O programa Água & Ação, da UFPR, soma forças aos estudantes do clube que investigam a poluição do rio Belém

Um grupo de estudantes caminha em fila às margens do rio Belém, vestidos com uniformes azul-marinho com detalhes em verde e a inscrição “Paraná Integral” nas costas. Eles seguram pranchetas e fazem anotações enquanto observam o ambiente ao redor. À esquerda da imagem, em primeiro plano, aparecem duas placas de trânsito: uma azul e branca com os dizeres “Aqui passa o rio Belém” e outra amarela em formato losangular escrito “Rua sem saída”. Ao fundo, é possível ver casas de telhado vermelho, árvores e um céu parcialmente nublado. A cena transmite a ideia de investigação em campo, com os alunos registrando observações sobre o território.
Durante saída de campo, clubistas registram observações feitas às margens do rio Belém (Foto/ Mari Martins)
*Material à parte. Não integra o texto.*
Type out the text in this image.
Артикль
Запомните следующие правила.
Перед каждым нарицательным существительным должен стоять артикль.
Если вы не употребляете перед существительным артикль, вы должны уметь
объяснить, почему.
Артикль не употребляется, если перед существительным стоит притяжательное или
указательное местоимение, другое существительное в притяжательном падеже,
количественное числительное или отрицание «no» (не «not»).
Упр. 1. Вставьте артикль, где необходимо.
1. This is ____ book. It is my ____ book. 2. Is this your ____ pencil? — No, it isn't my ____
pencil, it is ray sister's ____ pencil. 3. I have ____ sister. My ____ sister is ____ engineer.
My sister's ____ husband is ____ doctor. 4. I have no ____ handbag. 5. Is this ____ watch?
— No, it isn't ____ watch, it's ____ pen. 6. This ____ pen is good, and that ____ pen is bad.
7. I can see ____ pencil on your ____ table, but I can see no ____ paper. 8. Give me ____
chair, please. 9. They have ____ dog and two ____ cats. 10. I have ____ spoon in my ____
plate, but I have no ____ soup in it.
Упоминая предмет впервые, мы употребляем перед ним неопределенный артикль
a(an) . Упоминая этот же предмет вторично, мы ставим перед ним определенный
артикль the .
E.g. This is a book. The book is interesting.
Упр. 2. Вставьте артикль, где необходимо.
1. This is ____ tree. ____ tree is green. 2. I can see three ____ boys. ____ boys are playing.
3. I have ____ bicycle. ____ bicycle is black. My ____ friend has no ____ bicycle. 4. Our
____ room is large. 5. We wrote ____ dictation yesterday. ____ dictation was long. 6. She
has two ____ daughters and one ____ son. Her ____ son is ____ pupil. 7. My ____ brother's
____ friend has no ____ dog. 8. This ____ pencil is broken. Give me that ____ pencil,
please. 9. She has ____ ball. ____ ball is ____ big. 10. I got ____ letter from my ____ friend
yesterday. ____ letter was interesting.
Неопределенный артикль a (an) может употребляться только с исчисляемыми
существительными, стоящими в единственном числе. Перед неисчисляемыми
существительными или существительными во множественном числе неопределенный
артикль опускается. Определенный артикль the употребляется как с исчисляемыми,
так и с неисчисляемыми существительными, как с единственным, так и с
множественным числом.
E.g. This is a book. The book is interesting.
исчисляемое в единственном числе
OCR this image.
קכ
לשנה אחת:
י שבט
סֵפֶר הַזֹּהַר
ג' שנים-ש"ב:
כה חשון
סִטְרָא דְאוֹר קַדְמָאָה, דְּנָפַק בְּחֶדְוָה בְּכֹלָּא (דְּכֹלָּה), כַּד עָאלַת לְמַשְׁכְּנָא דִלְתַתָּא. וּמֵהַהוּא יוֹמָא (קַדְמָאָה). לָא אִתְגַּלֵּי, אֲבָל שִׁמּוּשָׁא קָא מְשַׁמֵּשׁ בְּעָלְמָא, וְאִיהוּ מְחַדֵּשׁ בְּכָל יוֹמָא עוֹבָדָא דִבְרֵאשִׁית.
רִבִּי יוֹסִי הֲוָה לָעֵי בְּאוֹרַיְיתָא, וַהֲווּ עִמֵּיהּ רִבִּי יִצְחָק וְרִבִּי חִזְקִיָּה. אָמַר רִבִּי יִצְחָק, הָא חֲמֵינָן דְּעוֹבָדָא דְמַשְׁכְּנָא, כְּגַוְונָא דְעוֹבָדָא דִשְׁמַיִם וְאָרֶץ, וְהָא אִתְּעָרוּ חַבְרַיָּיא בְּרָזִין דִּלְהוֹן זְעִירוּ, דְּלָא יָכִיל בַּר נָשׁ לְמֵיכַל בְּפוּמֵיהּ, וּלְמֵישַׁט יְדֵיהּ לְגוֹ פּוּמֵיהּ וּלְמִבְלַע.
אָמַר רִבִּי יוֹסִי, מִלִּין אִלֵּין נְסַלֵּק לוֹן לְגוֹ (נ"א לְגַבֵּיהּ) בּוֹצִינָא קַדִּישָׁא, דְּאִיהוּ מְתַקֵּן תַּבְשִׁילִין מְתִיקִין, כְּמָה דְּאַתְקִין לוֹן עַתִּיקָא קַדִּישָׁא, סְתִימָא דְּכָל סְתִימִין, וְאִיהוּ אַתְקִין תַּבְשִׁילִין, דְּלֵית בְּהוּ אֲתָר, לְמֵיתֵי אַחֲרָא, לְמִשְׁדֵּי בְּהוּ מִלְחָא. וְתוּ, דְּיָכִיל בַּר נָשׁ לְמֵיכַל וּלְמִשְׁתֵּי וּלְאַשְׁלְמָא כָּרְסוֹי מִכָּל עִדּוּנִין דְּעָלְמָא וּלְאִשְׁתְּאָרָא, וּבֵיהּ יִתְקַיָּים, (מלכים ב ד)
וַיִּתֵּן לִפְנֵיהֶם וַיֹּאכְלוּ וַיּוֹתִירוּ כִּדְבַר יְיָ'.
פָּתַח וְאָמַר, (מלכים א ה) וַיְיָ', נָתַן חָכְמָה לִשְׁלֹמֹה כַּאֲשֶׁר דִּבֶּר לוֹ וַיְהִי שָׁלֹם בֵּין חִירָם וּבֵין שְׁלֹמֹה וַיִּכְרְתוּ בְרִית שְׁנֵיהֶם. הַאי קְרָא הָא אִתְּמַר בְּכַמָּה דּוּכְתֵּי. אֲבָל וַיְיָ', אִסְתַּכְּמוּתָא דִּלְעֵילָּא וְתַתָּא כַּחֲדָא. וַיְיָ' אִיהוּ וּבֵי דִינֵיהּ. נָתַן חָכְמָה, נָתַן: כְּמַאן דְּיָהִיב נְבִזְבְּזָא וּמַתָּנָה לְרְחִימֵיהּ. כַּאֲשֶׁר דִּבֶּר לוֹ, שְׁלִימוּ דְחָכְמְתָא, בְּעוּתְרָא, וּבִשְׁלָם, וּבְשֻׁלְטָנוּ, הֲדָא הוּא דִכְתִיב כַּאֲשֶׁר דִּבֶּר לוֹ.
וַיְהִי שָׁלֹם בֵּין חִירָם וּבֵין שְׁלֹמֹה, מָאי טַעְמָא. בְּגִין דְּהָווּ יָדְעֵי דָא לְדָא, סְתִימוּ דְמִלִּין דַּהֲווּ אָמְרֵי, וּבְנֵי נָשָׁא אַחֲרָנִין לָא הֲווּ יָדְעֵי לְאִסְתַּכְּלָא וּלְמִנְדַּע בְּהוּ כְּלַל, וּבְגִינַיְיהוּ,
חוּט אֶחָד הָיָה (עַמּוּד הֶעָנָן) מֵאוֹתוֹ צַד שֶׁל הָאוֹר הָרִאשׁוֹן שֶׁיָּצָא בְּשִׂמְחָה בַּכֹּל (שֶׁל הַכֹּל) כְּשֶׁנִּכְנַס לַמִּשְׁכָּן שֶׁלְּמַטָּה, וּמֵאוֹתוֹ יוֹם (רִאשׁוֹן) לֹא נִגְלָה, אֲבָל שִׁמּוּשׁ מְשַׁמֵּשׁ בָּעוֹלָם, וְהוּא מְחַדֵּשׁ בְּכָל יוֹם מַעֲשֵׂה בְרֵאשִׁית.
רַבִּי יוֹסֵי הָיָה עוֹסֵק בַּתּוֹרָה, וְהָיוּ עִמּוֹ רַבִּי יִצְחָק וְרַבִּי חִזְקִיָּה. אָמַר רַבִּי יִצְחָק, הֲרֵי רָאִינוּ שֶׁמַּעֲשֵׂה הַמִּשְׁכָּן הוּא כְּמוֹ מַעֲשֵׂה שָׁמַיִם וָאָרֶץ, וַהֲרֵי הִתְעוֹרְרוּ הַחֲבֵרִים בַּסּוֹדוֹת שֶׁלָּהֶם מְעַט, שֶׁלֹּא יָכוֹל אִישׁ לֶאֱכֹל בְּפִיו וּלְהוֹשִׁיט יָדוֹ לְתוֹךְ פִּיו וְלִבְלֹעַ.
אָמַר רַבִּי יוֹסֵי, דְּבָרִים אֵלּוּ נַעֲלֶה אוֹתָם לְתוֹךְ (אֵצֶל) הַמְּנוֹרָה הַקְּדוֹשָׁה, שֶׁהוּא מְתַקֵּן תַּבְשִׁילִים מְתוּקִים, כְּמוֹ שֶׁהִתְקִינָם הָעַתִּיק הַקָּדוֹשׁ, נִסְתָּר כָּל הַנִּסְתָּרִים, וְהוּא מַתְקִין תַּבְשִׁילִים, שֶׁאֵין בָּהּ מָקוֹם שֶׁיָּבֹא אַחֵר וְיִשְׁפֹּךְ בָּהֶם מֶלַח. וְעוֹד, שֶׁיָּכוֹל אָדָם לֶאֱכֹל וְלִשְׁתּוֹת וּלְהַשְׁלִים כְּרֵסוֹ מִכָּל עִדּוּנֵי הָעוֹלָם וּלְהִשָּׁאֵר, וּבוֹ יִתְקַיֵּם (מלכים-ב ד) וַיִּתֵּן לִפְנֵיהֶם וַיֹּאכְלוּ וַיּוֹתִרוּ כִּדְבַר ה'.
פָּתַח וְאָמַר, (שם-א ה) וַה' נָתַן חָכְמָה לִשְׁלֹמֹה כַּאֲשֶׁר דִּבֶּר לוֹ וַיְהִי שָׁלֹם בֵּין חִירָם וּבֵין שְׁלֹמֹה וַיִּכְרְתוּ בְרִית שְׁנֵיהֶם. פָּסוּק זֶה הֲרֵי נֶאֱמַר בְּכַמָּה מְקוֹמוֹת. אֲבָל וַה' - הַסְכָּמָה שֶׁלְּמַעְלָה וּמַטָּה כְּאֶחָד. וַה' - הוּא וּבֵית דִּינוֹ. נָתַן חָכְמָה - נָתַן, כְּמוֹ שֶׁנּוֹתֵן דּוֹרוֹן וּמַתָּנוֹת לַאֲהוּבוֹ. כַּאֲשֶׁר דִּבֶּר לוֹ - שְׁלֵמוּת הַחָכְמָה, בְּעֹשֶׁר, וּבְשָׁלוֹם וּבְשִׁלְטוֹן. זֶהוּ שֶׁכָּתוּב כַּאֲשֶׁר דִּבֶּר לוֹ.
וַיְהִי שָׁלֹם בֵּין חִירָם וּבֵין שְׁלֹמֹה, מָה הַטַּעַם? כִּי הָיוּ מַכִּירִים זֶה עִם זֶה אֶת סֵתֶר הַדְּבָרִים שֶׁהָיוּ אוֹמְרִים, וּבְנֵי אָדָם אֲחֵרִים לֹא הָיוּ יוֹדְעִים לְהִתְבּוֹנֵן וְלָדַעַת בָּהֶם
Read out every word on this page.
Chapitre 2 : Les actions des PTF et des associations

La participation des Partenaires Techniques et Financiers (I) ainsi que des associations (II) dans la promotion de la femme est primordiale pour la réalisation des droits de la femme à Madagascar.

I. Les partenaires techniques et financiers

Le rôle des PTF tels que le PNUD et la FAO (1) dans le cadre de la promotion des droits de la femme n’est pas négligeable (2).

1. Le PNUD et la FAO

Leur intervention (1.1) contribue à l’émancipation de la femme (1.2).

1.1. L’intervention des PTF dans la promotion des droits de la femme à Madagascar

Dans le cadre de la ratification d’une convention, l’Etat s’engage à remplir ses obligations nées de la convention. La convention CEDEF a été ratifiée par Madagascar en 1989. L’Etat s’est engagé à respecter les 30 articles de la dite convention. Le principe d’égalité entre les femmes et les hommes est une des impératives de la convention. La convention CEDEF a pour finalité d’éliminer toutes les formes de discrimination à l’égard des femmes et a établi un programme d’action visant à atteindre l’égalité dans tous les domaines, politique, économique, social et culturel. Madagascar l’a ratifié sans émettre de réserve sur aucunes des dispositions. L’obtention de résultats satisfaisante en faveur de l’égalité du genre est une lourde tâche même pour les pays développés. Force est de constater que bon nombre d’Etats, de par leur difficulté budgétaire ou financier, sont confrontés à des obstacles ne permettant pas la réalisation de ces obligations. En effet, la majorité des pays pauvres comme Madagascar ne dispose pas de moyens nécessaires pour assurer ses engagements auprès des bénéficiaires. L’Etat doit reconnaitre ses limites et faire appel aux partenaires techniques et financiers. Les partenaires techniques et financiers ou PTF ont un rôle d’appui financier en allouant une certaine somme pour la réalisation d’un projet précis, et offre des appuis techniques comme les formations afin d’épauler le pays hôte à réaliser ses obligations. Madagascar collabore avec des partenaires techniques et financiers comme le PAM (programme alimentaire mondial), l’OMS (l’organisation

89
Com pranchetas nas mãos, os integrantes do Clube de Ciência ‘Futuros Cientistas’ deixam o portão da Escola Isolda Schimid acompanhados pela professora Anna Julia Foggiatto e por integrantes do Água & Ação, um programa de extensão da Universidade Federal do Paraná (UFPR). Seguem pelas ruas até o primeiro ponto onde começam a acompanhar o rio Belém. Ao longo do caminho, observam bueiros, árvores e lixeiras, anotando em fichas preparadas antecipadamente cada detalhe da paisagem. A cena, registrada em agosto, integrou uma das saídas de campo do clube, que investiga como a degradação do rio impacta a vida da comunidade e, ao mesmo tempo, busca criar soluções acessíveis para o território.

A origem da iniciativa, como explica a coordenadora do clube, a professora Anna Julia, está diretamente ligada à localização da escola e ao cotidiano das famílias dos alunos. “A ideia central deste projeto surgiu justamente devido à localização da nossa escola, situada a apenas quatro quadras do rio Belém. Ele se comunica diretamente com a realidade dos nossos alunos e seus familiares. A grande maioria mora nos arredores do rio”, afirma.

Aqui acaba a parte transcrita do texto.